Kürt meselesinin çözüm sürecine girilmesiyle birlikte ‘çatışma çözümü’ konusunda çalışan uzmanların da otoritesi arttı. Ders kitaplarında gördüğümüz, temel sosyopsikolojinin kurallarına dayanan belli başlı tespitler önemli ve derinlikli içgörüler gibi paylaşılabiliyor. Farklı vakalarda çözüm için uğraşmış olan kişiler bu deneyimlerini paylaşıyorlar ve sanki bunlardan doğacak, bir anda çözümü ‘doğru’ çizgiye oturtacak bir ‘üst bilgi’ beklentisi içinde olunabiliyor. Oysa bir yandan hiçbir çatışma diğerine tarihsel ve kültürel anlamda benzemediği gibi, söz konusu tarihselliğin coğrafya ile de yakından ilgisi var. Dolayısıyla her toplumsal çatışma ‘biricik’… Buna karşılık çatışma halleri arasında ortak noktalar ve benzerlikler de tabii ki mevcut, çünkü sonuçta insandan, insan ilişkilerinden söz ediyoruz. Bu benzerliğin daha pratik alanda aranması sadece zaman kaybına ve belki de gereksiz yanlışlara mal olabilir. Benzerliğin geçerli olduğu tek zemin zihniyet alanı… Her çatışma aslında bir ilişkiyi ve o ilişkiyi belirleyen, çoğunlukla karmaşık bir zihniyet bileşimini ima ediyor. Hepsinde somut bileşim farklı olsa da otoriter zihniyetin egemenliğini izlemek mümkün. Bu nedenle de ‘çözüm’ iki taraf arasındaki ilişkinin otoriter zihniyetin hâkimiyetinden çıkmasını, mümkünse demokrat zihniyete doğru kaymasını ama her vakada kendine has ve o topluma özgü zihniyet bileşimini yeniden üretmesini gerektiriyor.
* * *
Böyle bakıldığında Türkiye’nin demokratikleşme yönünde genel ilerlemesinin çözüm sürecine getireceği yarar, başka ülkelerdeki çatışma çözümlerinden aktarılacak deneyime göre çok daha fazla.
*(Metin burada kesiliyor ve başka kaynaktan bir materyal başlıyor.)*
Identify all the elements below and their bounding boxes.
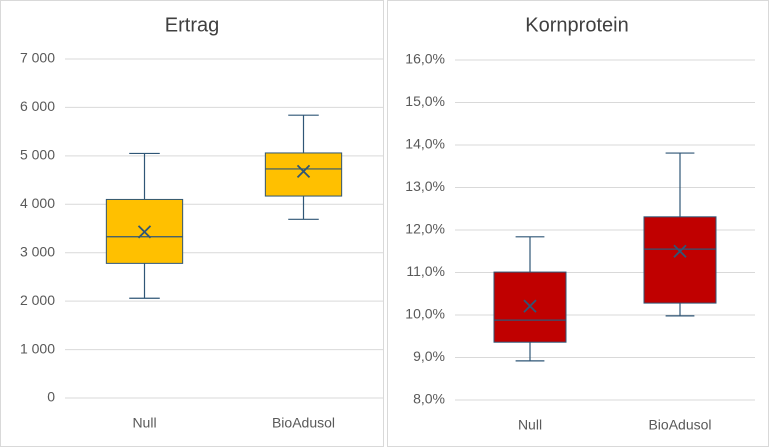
panel [0, 0, 384, 447]
mean-marker [296, 164, 311, 178]
y-tick-label: 11,0% [406, 263, 445, 279]
y-tick-label: 5 000 [20, 147, 55, 163]
chart-title: Kornprotein [525, 14, 628, 36]
x-tick-label: Null [518, 417, 542, 433]
y-tick-label: 2 000 [20, 292, 55, 308]
y-tick-label: 13,0% [405, 178, 445, 194]
mean-marker [523, 299, 537, 313]
box [264, 152, 343, 197]
y-tick-label: 4 000 [20, 195, 55, 211]
y-tick-label: 9,0% [413, 348, 445, 364]
y-tick-label: 12,0% [405, 221, 445, 237]
y-tick-label: 0 [47, 389, 55, 405]
y-tick-label: 6 000 [20, 98, 55, 114]
chart-title: Ertrag [165, 14, 219, 36]
y-tick-label: 3 000 [20, 243, 55, 259]
x-tick-label: BioAdusol [648, 417, 711, 433]
x-tick-label: Null [132, 415, 156, 431]
mean-marker [137, 225, 152, 239]
y-tick-label: 8,0% [413, 391, 445, 407]
y-tick-label: 15,0% [405, 93, 445, 109]
y-tick-label: 7 000 [20, 50, 55, 66]
box [643, 216, 717, 304]
y-tick-label: 10,0% [405, 306, 445, 322]
x-tick-label: BioAdusol [272, 415, 335, 431]
y-tick-label: 1 000 [20, 340, 55, 356]
y-tick-label: 16,0% [405, 51, 445, 67]
mean-marker [673, 244, 687, 258]
y-tick-label: 14,0% [405, 136, 445, 152]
Bugün Türkiye’nin örnek alabileceği üç örnek var: İrlanda, Bask ve Güney Afrika. En yakın olabilecek gibi gözüken İrlanda ama orada da tarihsel, coğrafi, siyasi ve kültürel açıdan iki olay arasında bir uçurum var. Bask İspanya’nın en zengin bölgesi ve halen elde etmemiş oldukları hiçbir hak veya özgürlük bulunmuyor. Oradaki mesele doğrudan ayrılıkçılıkla ilişkili. Güney Afrika ise beyaz azınlığın siyah çoğunluk üzerindeki tahakkümüydü. Çözüm gerçekte demokrasinin en basit kurallarının hayata geçmesini ifade etti. Buna karşılık siyasi ve toplumsal kültürün bir çatışmayı çözerek değişemeyeceğinin de bariz örneğini ortaya koydu. Çünkü yeni düzende şimdi siyah çoğunluğun beyaz azınlık üzerinde baskısından söz edilebiliyor…
* * *
Türkiye’nin kendi otoriterliği ile yüzleşmesi gerekiyor ve bu çabada ‘dışarıdan’ yardım almanız imkânsız. Hatta bu adım atılmadan gelecek bir dış yardım hükümet kanadının ve muhafazakâr çoğunluğun içe kapanmasına, tepkisel davranmasına, böylece otoriterliğin kucağında meşruiyet aramasına neden olabilir. Farklı örneklerden yararlanabilme önce böyle bir adımın yararlı olduğu kanısının yerleşmesini, tarafların bu yönde ‘meram’ sahibi olmalarını, üçüncü tarafları çatışmanın aracı kılmamayı içlerine sindirmelerini gerektiriyor.
Kürt meselesinin çözümü öncelikle demokrat zihniyete sahip bir anayasa ile ve her iki taraf içinde bu zihniyete sahip insanların sürecin parçası haline gelmeleriyle mümkün olacak.